As always Tracking Angle will bring you in-depth reviews of this major series of releases once they hit the streets. Stay tuned…..


  • 2023-10-20 06:51:54 PM

    Jim Shue wrote:

    Mark - thanks for your insights on these forthcoming DG OSS releases! As a huge fan of Steinberg's Planets super looking forward to the Steinberg box for sure. At the moment these are not yet up at Acoustic Sounds (my preferred online vendor) or Elusive Disc and Music Direct for pre-order.

    Given the massive success of OSS for DG one wonders if other Classical labels will pursue similar programs.

    • 2023-10-21 12:31:51 PM

      Mark Ward wrote:

      To my knowledge these releases are only available for pre-order on the DG Shop site. I suspect this is because they are selling so well. If you want to get a guaranteed copy I would order directly from DG. I made the mistake of waiting for copies to appear at domestic (US) retailers like AS, MD and ED and they sold out so quickly I missed out on a couple of titles.

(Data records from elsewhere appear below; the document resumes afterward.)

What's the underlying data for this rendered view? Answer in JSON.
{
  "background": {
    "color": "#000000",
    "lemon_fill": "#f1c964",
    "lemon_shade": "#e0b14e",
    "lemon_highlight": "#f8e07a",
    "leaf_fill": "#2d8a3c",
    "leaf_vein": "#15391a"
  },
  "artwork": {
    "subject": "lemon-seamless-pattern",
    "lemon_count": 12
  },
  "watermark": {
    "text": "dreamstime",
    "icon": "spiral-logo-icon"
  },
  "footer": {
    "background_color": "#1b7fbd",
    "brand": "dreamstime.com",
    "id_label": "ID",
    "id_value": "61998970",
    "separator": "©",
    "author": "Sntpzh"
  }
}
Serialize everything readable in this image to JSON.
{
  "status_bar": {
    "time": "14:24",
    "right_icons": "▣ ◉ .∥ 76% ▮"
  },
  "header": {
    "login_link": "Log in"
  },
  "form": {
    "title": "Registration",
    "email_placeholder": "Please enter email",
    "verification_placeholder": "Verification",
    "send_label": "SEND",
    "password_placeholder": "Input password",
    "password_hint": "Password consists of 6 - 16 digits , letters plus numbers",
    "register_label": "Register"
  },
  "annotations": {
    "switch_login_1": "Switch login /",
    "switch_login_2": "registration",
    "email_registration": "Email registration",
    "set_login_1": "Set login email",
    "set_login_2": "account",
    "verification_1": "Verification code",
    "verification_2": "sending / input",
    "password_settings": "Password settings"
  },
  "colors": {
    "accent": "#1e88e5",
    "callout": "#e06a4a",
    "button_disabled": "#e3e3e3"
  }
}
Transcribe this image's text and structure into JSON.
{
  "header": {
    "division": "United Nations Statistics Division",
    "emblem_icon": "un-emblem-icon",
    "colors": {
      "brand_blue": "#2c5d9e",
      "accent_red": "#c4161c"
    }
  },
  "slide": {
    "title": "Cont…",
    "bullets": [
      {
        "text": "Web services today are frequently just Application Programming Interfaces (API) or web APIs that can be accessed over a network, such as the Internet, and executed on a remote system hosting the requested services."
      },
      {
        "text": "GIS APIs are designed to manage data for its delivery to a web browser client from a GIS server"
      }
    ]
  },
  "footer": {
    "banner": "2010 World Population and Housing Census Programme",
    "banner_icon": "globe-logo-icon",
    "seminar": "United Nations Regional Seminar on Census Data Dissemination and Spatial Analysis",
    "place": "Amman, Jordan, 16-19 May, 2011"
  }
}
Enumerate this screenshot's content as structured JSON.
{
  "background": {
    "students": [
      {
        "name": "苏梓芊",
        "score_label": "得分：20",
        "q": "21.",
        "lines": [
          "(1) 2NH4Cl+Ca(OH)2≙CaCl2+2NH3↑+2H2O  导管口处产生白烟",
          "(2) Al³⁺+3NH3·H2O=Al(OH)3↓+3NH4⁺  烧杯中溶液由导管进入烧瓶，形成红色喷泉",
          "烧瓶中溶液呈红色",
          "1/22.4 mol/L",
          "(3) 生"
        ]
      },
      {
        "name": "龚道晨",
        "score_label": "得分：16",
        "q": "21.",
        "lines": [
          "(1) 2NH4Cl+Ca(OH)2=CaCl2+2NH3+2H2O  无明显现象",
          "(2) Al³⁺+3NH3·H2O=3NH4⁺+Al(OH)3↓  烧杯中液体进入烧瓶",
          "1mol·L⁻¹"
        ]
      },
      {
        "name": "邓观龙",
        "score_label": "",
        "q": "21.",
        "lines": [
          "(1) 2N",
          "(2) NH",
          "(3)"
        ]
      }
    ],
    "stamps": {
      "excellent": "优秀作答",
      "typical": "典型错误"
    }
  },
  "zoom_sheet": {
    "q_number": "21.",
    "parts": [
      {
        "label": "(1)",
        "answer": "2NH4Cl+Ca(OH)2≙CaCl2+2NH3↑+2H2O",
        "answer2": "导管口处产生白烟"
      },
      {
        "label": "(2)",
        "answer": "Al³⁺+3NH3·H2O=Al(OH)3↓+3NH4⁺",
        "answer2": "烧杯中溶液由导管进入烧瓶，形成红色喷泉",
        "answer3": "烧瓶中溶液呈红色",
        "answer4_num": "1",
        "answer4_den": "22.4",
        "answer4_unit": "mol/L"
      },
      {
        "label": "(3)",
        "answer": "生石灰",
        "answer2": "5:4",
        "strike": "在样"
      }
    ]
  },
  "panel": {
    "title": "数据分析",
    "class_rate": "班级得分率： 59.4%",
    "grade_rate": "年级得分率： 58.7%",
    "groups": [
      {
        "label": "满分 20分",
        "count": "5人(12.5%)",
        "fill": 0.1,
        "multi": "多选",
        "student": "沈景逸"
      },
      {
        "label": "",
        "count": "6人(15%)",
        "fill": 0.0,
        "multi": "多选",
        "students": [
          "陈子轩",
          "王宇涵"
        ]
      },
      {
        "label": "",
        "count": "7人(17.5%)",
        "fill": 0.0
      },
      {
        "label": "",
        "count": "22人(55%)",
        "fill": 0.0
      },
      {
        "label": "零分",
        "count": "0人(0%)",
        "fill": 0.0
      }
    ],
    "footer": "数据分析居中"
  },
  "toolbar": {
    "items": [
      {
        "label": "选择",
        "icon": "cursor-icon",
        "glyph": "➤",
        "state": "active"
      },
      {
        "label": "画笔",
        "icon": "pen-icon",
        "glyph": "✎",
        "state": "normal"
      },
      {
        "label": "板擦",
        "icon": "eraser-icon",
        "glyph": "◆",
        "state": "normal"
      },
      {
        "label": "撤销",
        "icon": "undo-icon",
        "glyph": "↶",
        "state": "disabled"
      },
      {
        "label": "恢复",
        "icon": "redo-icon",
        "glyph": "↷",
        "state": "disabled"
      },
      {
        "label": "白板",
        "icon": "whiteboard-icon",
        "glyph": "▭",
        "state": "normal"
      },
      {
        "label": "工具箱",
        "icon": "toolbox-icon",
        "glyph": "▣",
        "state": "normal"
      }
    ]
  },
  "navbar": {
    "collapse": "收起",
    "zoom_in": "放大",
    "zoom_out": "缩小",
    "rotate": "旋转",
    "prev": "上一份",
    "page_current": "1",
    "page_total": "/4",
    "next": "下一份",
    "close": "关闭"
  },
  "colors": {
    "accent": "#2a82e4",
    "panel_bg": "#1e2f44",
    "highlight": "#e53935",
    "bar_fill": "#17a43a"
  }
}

  • 2023-10-20 10:32:41 PM

    Come on wrote:

    Thanks Mark, preordered them and hope for the best. A Zarathustra recommendation of Bowie is a bit like a death metal recommendation of the pope, right?

    • 2023-10-21 12:33:36 PM

      Mark Ward wrote:

      I LOVE the analogy!! RE. Bowie's fave - it was the Four Last Songs/Janowitz/Karajan record, not the Zarathustra - same composer though!

  • 2023-10-20 11:03:15 PM

    Fred Morris wrote:

    Looking forward to your always insightful reviews. In the meantime, here’s an idea for an article: state of the vinyl revival in Britain. E.g., vinyl is reasonably well covered in Hi Fi News, but nearly invisible in Gramophone, which of course is hugely ironic. Very active and helpful dealers on Discogs. Would be great to get your take.

    • 2023-10-21 12:35:03 PM

      Mark Ward wrote:

      Yes the lack of coverage in Gramophone (and on Radio 3's Record Review) is a mystery to me. Love your idea - have filed it away......

  • 2023-10-21 06:06:48 AM

    PeterPani wrote:

    The Janowitz / Karajan is one of the most emphatic classical records ever made. To me in the top three of Karajan. This is a must for every music lover. Believe me! The sound on my originals is perfect to me. I will buy this reissue. If it betters the original… wow!

    • 2023-10-21 12:37:07 PM

      Mark Ward wrote:

      I am sure the new version will blow away any other incarnation of this recording. When I first heard they were going to do this record you had to pick me up off the floor......

  • 2023-10-21 06:06:49 AM

    PeterPani wrote:

    The Janowitz / Karajan is one of the most emphatic classical records ever made. To me in the top three of Karajan. This is a must for every music lover. Believe me! The sound on my originals is perfect to me. I will buy this reissue. If it betters the original… wow!

  • 2023-10-21 07:17:16 PM

    NLak wrote:

    The Karajan/Janowitz Four Last Songs is so iconic and will definitely be getting it. Although, not from the DG site, close to 40 Euros for shipping is way too high. Strangely even liked his last recording of the Strauss classic with Sintow as well.

    • 2023-10-22 01:58:15 AM

      Mark Ward wrote:

      Yes, I only heard that later Karajan/Sintow version recently, and being such a huge fan of the Janowitz I was surprised by how much I liked the redo.

      • 2023-10-23 09:14:19 AM

        NLak wrote:

        Strange as it sounds, I reach more for the Sintow version over the Janowitz; I prefer the tempi of the 80s release over the 70s version.

  • 2023-11-19 08:02:33 PM

    Bryan M. wrote:

    Thanks for the in depth review Mark. I am really looking forward to the Strauss. The Steinberg Planets has long been a favorite of mine. I've never heard the Hindemith record, so that will be interesting. But as for Also Sprach, I have never been a fan of that recording at all. The playing and interpretation are fine, but EBS will have to work a miracle to make it sound like anything. That recording sounds like it was made with a single mic 100 yards away. I can't even focus on the music or the performance because the recording quality is so distracting. Maybe the inclusion of the extra "surround" tracks will fix it. I will definitely be watching for your review before I shell out the money for it though. Thanks again!